かぜがまわるとき
大学に通うため、私は祖父の家にお世話になっている。
小学生のころはお盆や正月に、よくこちらへ遊びに来ていたけど、
中学からは部活も忙しく、何かと理由をつけては、母の帰省に付き合うのをやめていた。
私がこちらの大学を受けると言ったとき、父と母は、祖父の家に下宿するという形なら、という条件で許してくれた。
そしてこれが、大学生になって初めての夏休みだ。
リーンと遠のく風鈴の音を聞きながら、畳に横になって求人情報を眺めていると、
するりと障子が開いて、しわのある、色白い足が見えた。
「珠江(たまえ)、これおやしろさんとこ、持って行ってあげ」
甚平をゆったりと着た祖父、惣之助(そうのすけ)が、手に持った笹包みを、私に見せるように持ち上げた。
「またお団子?」
起き上がって包みを受けとると、手に重みが伝わる。
「私のぶんは」
やはり働くのなら、報酬がないと。
毎度のことだけど、一応確認すると、惣之助は何も言わずにうなずいて、間をおいてから「台所」とだけ言った。
「はいはい。じゃあ、行ってきます」
「珠江」
すれ違うとき、祖父に、こちらも見ずに呼び止められた。
「日があがりきるころには、おやしろさんとこから、帰ってき」
毎度だ。
毎度、惣之助はそう付け足す。
私も慣れてきて、口の中でウンと言うと、祖父を後にした。
小さい家庭菜園のある庭の、竹で組まれた裏戸口をくぐって表へ出ると、坂を見上げた方向に、やわらかい日差しが遠い山脈の向こう側で、照り始めているのが見える。

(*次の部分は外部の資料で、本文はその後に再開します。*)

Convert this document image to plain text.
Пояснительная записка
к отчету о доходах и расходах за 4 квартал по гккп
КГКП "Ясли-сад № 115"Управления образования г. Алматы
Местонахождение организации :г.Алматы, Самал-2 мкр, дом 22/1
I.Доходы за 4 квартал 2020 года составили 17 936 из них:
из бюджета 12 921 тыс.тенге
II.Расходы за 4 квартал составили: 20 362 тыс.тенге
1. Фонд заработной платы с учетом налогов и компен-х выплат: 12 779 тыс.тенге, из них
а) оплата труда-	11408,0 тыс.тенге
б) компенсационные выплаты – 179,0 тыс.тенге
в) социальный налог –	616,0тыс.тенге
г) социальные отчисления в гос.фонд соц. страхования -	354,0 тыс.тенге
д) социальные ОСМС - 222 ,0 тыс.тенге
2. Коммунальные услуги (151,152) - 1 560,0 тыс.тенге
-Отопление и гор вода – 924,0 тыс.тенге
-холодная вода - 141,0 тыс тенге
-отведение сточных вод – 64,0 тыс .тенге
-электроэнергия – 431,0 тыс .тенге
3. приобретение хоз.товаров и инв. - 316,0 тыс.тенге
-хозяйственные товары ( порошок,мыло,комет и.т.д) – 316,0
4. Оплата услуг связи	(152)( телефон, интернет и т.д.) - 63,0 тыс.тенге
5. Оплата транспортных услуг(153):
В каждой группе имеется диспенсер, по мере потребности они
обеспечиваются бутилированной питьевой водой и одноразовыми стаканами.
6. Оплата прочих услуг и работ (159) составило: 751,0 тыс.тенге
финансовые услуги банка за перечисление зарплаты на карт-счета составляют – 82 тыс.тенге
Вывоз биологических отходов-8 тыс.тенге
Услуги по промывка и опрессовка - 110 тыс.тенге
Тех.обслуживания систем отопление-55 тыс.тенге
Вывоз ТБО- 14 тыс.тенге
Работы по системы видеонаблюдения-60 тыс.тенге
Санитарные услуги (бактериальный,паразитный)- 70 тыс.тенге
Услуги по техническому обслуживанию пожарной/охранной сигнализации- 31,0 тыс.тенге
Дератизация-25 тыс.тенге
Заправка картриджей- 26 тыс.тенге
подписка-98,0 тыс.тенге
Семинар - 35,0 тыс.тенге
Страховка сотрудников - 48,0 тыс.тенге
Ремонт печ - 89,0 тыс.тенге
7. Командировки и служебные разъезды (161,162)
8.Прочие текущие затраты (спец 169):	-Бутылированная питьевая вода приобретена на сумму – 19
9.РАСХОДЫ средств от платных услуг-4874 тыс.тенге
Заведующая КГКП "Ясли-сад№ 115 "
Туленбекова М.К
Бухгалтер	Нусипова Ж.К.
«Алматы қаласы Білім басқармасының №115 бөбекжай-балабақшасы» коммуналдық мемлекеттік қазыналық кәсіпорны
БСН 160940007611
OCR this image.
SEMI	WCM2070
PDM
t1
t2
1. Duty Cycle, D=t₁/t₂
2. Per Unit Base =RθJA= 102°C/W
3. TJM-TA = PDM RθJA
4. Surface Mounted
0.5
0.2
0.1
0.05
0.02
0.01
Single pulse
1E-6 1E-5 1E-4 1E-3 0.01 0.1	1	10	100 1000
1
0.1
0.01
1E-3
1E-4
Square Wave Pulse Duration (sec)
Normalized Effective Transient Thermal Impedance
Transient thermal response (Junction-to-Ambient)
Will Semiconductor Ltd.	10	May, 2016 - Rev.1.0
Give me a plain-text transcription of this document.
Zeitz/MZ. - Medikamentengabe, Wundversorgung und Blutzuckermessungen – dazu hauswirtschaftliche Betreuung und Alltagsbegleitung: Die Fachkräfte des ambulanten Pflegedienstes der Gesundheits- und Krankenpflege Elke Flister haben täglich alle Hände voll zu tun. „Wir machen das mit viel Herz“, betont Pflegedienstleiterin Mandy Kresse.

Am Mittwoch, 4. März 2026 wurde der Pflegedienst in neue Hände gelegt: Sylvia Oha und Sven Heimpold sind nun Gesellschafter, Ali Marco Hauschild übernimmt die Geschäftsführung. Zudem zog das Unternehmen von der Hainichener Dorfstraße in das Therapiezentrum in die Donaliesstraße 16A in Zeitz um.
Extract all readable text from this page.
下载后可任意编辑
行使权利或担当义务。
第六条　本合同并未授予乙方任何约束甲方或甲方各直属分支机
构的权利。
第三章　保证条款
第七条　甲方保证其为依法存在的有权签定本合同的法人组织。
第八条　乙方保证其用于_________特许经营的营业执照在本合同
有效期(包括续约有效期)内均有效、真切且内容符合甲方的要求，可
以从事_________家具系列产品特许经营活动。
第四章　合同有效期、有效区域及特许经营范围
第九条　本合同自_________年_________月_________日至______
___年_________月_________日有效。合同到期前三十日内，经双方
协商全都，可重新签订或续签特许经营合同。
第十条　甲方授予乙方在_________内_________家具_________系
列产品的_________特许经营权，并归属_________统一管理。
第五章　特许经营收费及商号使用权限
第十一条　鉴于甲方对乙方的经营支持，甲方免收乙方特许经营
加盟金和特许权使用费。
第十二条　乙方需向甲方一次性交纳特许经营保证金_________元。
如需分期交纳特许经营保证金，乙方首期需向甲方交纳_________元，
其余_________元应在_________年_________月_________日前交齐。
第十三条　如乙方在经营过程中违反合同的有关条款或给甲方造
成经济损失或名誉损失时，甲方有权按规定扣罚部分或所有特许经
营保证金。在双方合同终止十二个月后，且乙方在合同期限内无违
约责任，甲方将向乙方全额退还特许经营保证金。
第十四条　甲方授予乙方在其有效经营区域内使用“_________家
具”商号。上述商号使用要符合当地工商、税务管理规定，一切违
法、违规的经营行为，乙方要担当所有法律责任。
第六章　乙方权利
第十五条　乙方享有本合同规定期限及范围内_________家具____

じりじりと鳴き続ける蝉が、暑い午後を連想させて、私は顔をしかめた。
うちの……というより、祖父の家では、「朝」が早い。
山ぎわがぼんやりと明るくなるころ、祖父は起床する。
「下宿の身なんだからおじいちゃんのご飯くらいはつくりなさいよね」
母にそう釘を刺されていた私は、必然的に祖父の生活様式に合わせて暮らすことになった。
早めの朝食を私ととったあと、祖父はいつも手のひらに乗るくらいの笹の包みをぶら下げて、
どこかへ行っているようだった。
会話自体あまりしないから、どこへ行っていたのか知らなかったけれど、
私が夏休みになって家に居るようになると、惣之助は私にお使いを頼むようになった。
いや、正確には私の夏休みが始まったら、ではなくて、彼が一度夏風邪をひいたあとだったかも知れない。
「おやしろさん」のところへ、笹団子をお供えするお使いを頼むようになったのは。
朝日の迫る東の空に背を向けて、両側を木に覆われた坂をくだりきると、畑野が視界一面に広がる。
何もさえぎらない空を見上げれば、ずいぶんと田舎の大学を受けるんだね、と高校の友人に何度か笑われたのを思い出す。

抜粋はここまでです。